Probably one of the most recommended solutions to enhance the accuracy of vis-NIR measurement of soil properties is the successful development of calibration models. A comprehensive review of literature on calibration methods on diffuse reflectance
common calibration techniques was provided by Viscarra Rossel et al. (2006a). These calibration methods include multiple linear regression analysis (e.g. Dalal and Henry, 1986) and a stepwise multiple linear regression (e.g. Shibusawa et al. 2001), multivariate adaptive regression splines (Shepherd and Walsh, 2002), PCR (e.g. Chang et al., 2001), PLSR (e.g. McCarty et al., 2002) and boosted regression trees (Brown et al., 2006).

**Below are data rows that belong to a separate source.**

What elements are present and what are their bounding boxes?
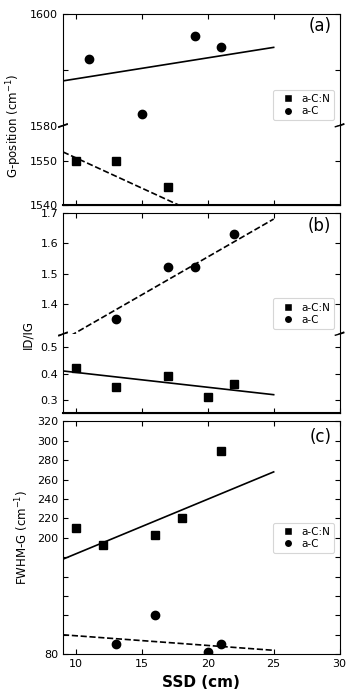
Text: (b): (b) xyxy=(308,217,331,235)
Y-axis label: ID/IG: ID/IG xyxy=(22,319,35,349)
Legend: a-C:N, a-C: a-C:N, a-C xyxy=(273,90,334,121)
X-axis label: SSD (cm): SSD (cm) xyxy=(162,674,240,690)
Text: (a): (a) xyxy=(308,17,331,35)
Y-axis label: FWHM-G (cm$^{-1}$): FWHM-G (cm$^{-1}$) xyxy=(14,490,32,586)
Legend: a-C:N, a-C: a-C:N, a-C xyxy=(273,523,334,553)
Y-axis label: G-position (cm$^{-1}$): G-position (cm$^{-1}$) xyxy=(5,73,24,177)
Text: (c): (c) xyxy=(309,428,331,446)
Legend: a-C:N, a-C: a-C:N, a-C xyxy=(273,299,334,328)
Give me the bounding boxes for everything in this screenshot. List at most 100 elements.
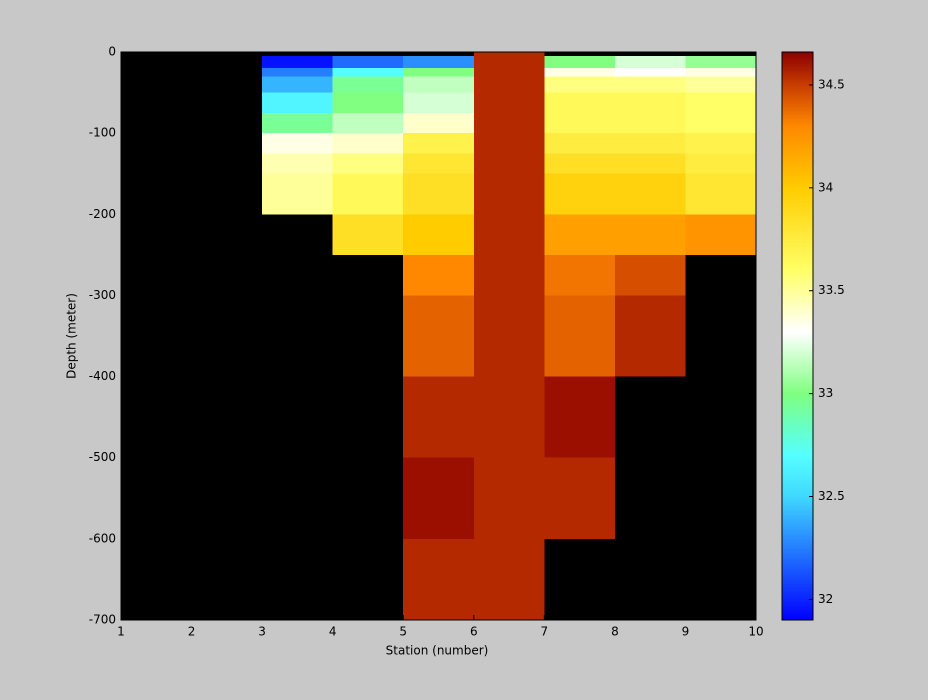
heatmap-cell bbox=[614, 133, 686, 154]
y-tick-label: 0 bbox=[108, 45, 116, 59]
heatmap-cell bbox=[685, 56, 756, 69]
heatmap-cell bbox=[473, 376, 545, 458]
y-tick-label: -200 bbox=[89, 207, 116, 221]
heatmap-cell bbox=[403, 254, 474, 296]
y-tick-label: -500 bbox=[89, 450, 116, 464]
heatmap-cell bbox=[403, 56, 474, 69]
axes-frame bbox=[120, 51, 757, 621]
heatmap-cell bbox=[473, 214, 545, 255]
heatmap-cell bbox=[262, 133, 333, 154]
heatmap-cell bbox=[544, 56, 615, 69]
x-tick-label: 9 bbox=[682, 625, 690, 639]
heatmap-cell bbox=[544, 254, 615, 296]
x-tick-label: 5 bbox=[399, 625, 407, 639]
heatmap-cell bbox=[614, 173, 686, 215]
heatmap-cell bbox=[685, 92, 756, 113]
heatmap-cell bbox=[332, 68, 404, 77]
heatmap-cell bbox=[262, 173, 333, 215]
colorbar-tick-label: 32.5 bbox=[818, 489, 845, 503]
colorbar-tick-label: 33.5 bbox=[818, 283, 845, 297]
heatmap-cell bbox=[685, 173, 756, 215]
heatmap-cell bbox=[332, 153, 404, 174]
heatmap-cell bbox=[544, 295, 615, 377]
heatmap-cell bbox=[403, 112, 474, 134]
heatmap-cell bbox=[685, 153, 756, 174]
heatmap-cell bbox=[403, 76, 474, 93]
x-tick-label: 10 bbox=[748, 625, 763, 639]
heatmap-cell bbox=[262, 92, 333, 113]
heatmap-cell bbox=[544, 92, 615, 113]
heatmap-cell bbox=[403, 68, 474, 77]
y-tick-label: -100 bbox=[89, 126, 116, 140]
heatmap-cell bbox=[614, 112, 686, 134]
colorbar bbox=[781, 51, 814, 621]
heatmap-cell bbox=[685, 68, 756, 77]
heatmap-cell bbox=[544, 173, 615, 215]
x-tick-label: 3 bbox=[258, 625, 266, 639]
heatmap-cell bbox=[685, 112, 756, 134]
heatmap-cell bbox=[262, 76, 333, 93]
heatmap-cell bbox=[332, 56, 404, 69]
heatmap-cell bbox=[473, 457, 545, 539]
heatmap-cell bbox=[614, 254, 686, 296]
heatmap-cell bbox=[473, 52, 545, 57]
heatmap-cell bbox=[544, 68, 615, 77]
heatmap-cell bbox=[403, 133, 474, 154]
heatmap-cell bbox=[332, 173, 404, 215]
heatmap-cell bbox=[614, 76, 686, 93]
heatmap-cell bbox=[685, 214, 756, 255]
x-tick-label: 8 bbox=[611, 625, 619, 639]
heatmap-cell bbox=[614, 92, 686, 113]
heatmap-cell bbox=[403, 173, 474, 215]
heatmap-cell bbox=[262, 68, 333, 77]
heatmap-cell bbox=[614, 153, 686, 174]
colorbar-tick-label: 33 bbox=[818, 386, 833, 400]
heatmap-cell bbox=[332, 214, 404, 255]
heatmap-cell bbox=[262, 112, 333, 134]
x-tick-label: 2 bbox=[188, 625, 196, 639]
heatmap-cell bbox=[685, 133, 756, 154]
heatmap-cell bbox=[473, 56, 545, 69]
x-axis-label: Station (number) bbox=[386, 644, 489, 658]
y-tick-label: -700 bbox=[89, 613, 116, 627]
heatmap-cell bbox=[544, 112, 615, 134]
colorbar-tick-label: 32 bbox=[818, 592, 833, 606]
heatmap-cell bbox=[544, 214, 615, 255]
heatmap-cell bbox=[403, 376, 474, 458]
heatmap-cell bbox=[614, 56, 686, 69]
heatmap-cell bbox=[332, 92, 404, 113]
heatmap-cell bbox=[544, 376, 615, 458]
heatmap-cell bbox=[403, 538, 474, 620]
heatmap-cell bbox=[544, 153, 615, 174]
y-tick-label: -400 bbox=[89, 369, 116, 383]
heatmap-cell bbox=[262, 153, 333, 174]
heatmap-cell bbox=[685, 76, 756, 93]
heatmap-cell bbox=[544, 76, 615, 93]
heatmap-cell bbox=[473, 133, 545, 154]
heatmap-cell bbox=[544, 457, 615, 539]
heatmap-cell bbox=[614, 295, 686, 377]
x-tick-label: 6 bbox=[470, 625, 478, 639]
x-tick-label: 7 bbox=[541, 625, 549, 639]
heatmap-cell bbox=[473, 295, 545, 377]
heatmap-cell bbox=[473, 68, 545, 77]
heatmap-cell bbox=[473, 254, 545, 296]
heatmap-cell bbox=[332, 112, 404, 134]
heatmap-cell bbox=[403, 92, 474, 113]
heatmap-cell bbox=[473, 173, 545, 215]
heatmap-cell bbox=[332, 133, 404, 154]
colorbar-tick-label: 34 bbox=[818, 180, 833, 194]
x-tick-label: 4 bbox=[329, 625, 337, 639]
heatmap-cell bbox=[473, 76, 545, 93]
heatmap-cell bbox=[332, 76, 404, 93]
heatmap-cell bbox=[403, 457, 474, 539]
heatmap-cell bbox=[544, 133, 615, 154]
heatmap-cell bbox=[262, 56, 333, 69]
heatmap-cell bbox=[473, 92, 545, 113]
y-axis-label: Depth (meter) bbox=[65, 293, 79, 379]
heatmap-cell bbox=[473, 538, 545, 620]
colorbar-tick-label: 34.5 bbox=[818, 77, 845, 91]
x-tick-label: 1 bbox=[117, 625, 125, 639]
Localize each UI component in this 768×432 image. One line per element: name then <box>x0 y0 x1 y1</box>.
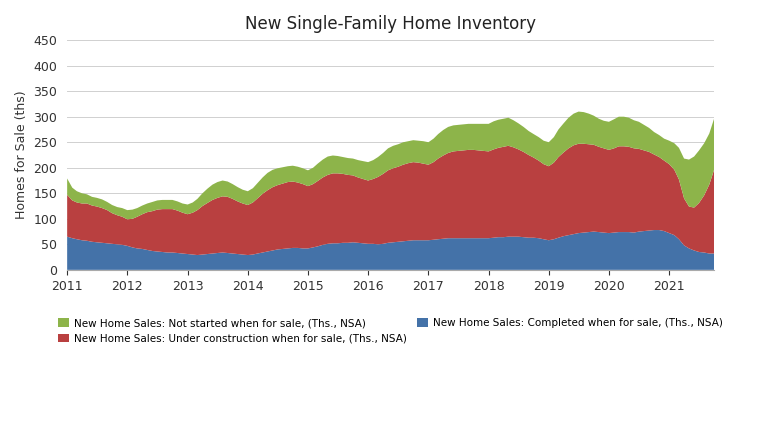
Title: New Single-Family Home Inventory: New Single-Family Home Inventory <box>245 15 536 33</box>
Legend: New Home Sales: Not started when for sale, (Ths., NSA), New Home Sales: Under co: New Home Sales: Not started when for sal… <box>55 314 727 348</box>
Y-axis label: Homes for Sale (ths): Homes for Sale (ths) <box>15 91 28 219</box>
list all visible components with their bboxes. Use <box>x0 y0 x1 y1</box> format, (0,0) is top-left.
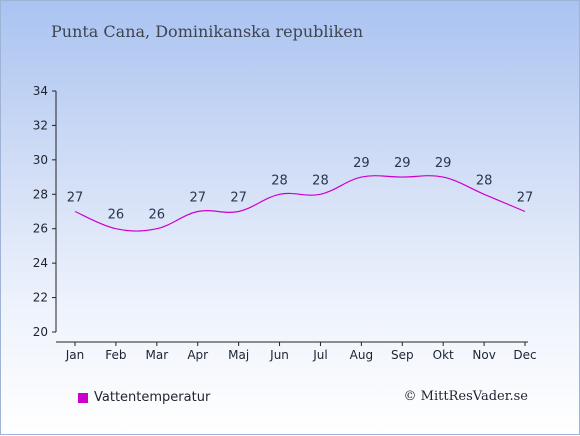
chart-series <box>74 175 526 232</box>
y-tick-label: 24 <box>33 256 48 270</box>
y-tick-label: 32 <box>33 118 48 132</box>
copyright-credit: © MittResVader.se <box>403 389 528 404</box>
data-label: 26 <box>149 208 166 223</box>
data-label: 28 <box>476 173 493 188</box>
y-tick-label: 22 <box>33 291 48 305</box>
data-label: 26 <box>108 208 125 223</box>
data-label: 28 <box>271 173 288 188</box>
chart-data-labels: 27 26 26 27 27 28 28 29 29 29 28 27 <box>67 156 534 223</box>
x-tick-label: Okt <box>433 348 454 362</box>
data-label: 29 <box>353 156 370 171</box>
x-tick-label: Sep <box>391 348 414 362</box>
x-tick-label: Jan <box>65 348 85 362</box>
data-label: 27 <box>67 191 84 206</box>
x-tick-label: Dec <box>513 348 536 362</box>
chart-legend: Vattentemperatur <box>78 390 210 405</box>
y-tick-label: 34 <box>33 84 48 98</box>
chart-axes: 20 22 24 26 28 30 32 34 Jan Feb Mar Apr Maj Jun Jul Aug… <box>33 84 537 362</box>
x-tick-label: Apr <box>187 348 208 362</box>
x-tick-label: Jun <box>269 348 289 362</box>
data-label: 27 <box>517 191 534 206</box>
x-tick-label: Nov <box>472 348 495 362</box>
legend-swatch <box>78 392 88 403</box>
y-tick-label: 26 <box>33 222 48 236</box>
y-tick-label: 20 <box>33 325 48 339</box>
data-label: 29 <box>435 156 452 171</box>
y-tick-label: 28 <box>33 187 48 201</box>
data-label: 27 <box>230 191 247 206</box>
legend-label: Vattentemperatur <box>94 390 211 405</box>
x-tick-label: Mar <box>145 348 168 362</box>
x-tick-label: Maj <box>228 348 249 362</box>
data-label: 28 <box>312 173 329 188</box>
series-line-vattentemperatur <box>74 175 526 232</box>
y-tick-label: 30 <box>33 153 48 167</box>
data-label: 27 <box>189 191 206 206</box>
x-tick-label: Feb <box>105 348 126 362</box>
chart-title: Punta Cana, Dominikanska republiken <box>51 22 364 41</box>
x-tick-label: Aug <box>350 348 373 362</box>
x-tick-label: Jul <box>312 348 327 362</box>
data-label: 29 <box>394 156 411 171</box>
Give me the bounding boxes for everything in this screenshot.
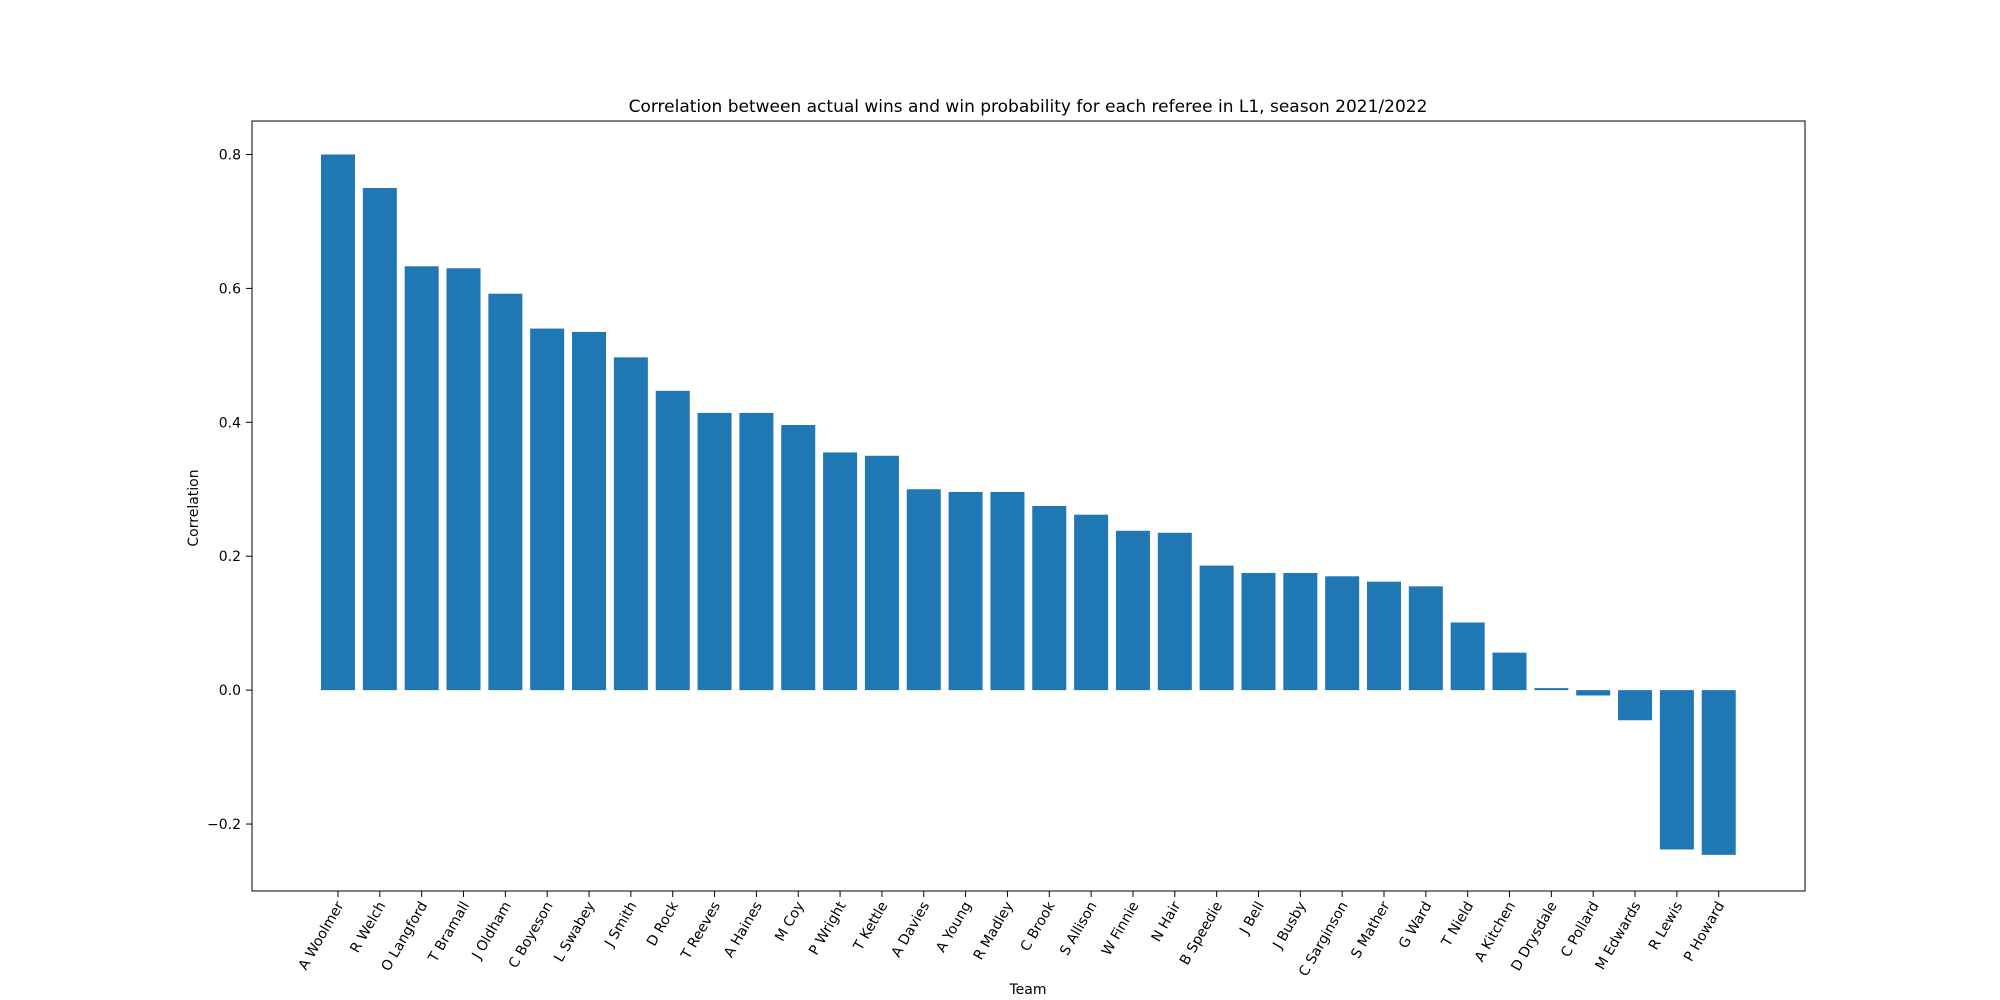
- x-tick-label-13: T Kettle: [850, 899, 891, 954]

Five multivariate techniques, namely, SMLR, PCR, PLSR, regression tree and committee trees were compared by Vasques et al., (2008) with the aim of identifying the best combination of multivariate statistics and spectra pre-processing to predict soil carbon. They concluded that PLSR performed the best as compared to other techniques tested. Although the linear PCR and PLSR analyses are the most common techniques for spectral calibration and prediction (Viscarra Rossel et al., 2006a), with PLSR being the most accurate, other nonlinear techniques e.g. ANN have got much less attention and were rarely explored for the spectral analysis in soil sciences. Du and Zhou (2007) and Du et al. (2007; 2008) have successfully implement ANN based on principal components (PCs) obtained from PCA on MIR and photoacoustic MIR soil spectra. Only two examples on using ANN-PCs technique for soil analysis with NIR spectroscopy could be found in literature. Fidêncio et al. (2002) have implemented the RBFN in the NIR region (1000-2500 nm) and Daniel et al. (2003) have used ANN in the vis–NIR region (400–1100 nm). No literature is available about combining PLSR with ANN for the analysis of soil properties with full range vis-NIR spectroscopy (350-2500 nm) has been explored so far.
The scope of this chapter is to compare the performances of linear PCR and PLSR and non-linear BPNN analyses for the prediction accuracy of spectrally active (OC) and inactive (K, Mg, Na and P) soil properties using vis-NIR diffuse reflectance spectroscopy. The BPNN analyses will be based on latent variables (LVs) obtained from PLSR (BPNN-LVs) and PCs obtained from PCA (BPNN-PCs) (Martens and Naes, 1989).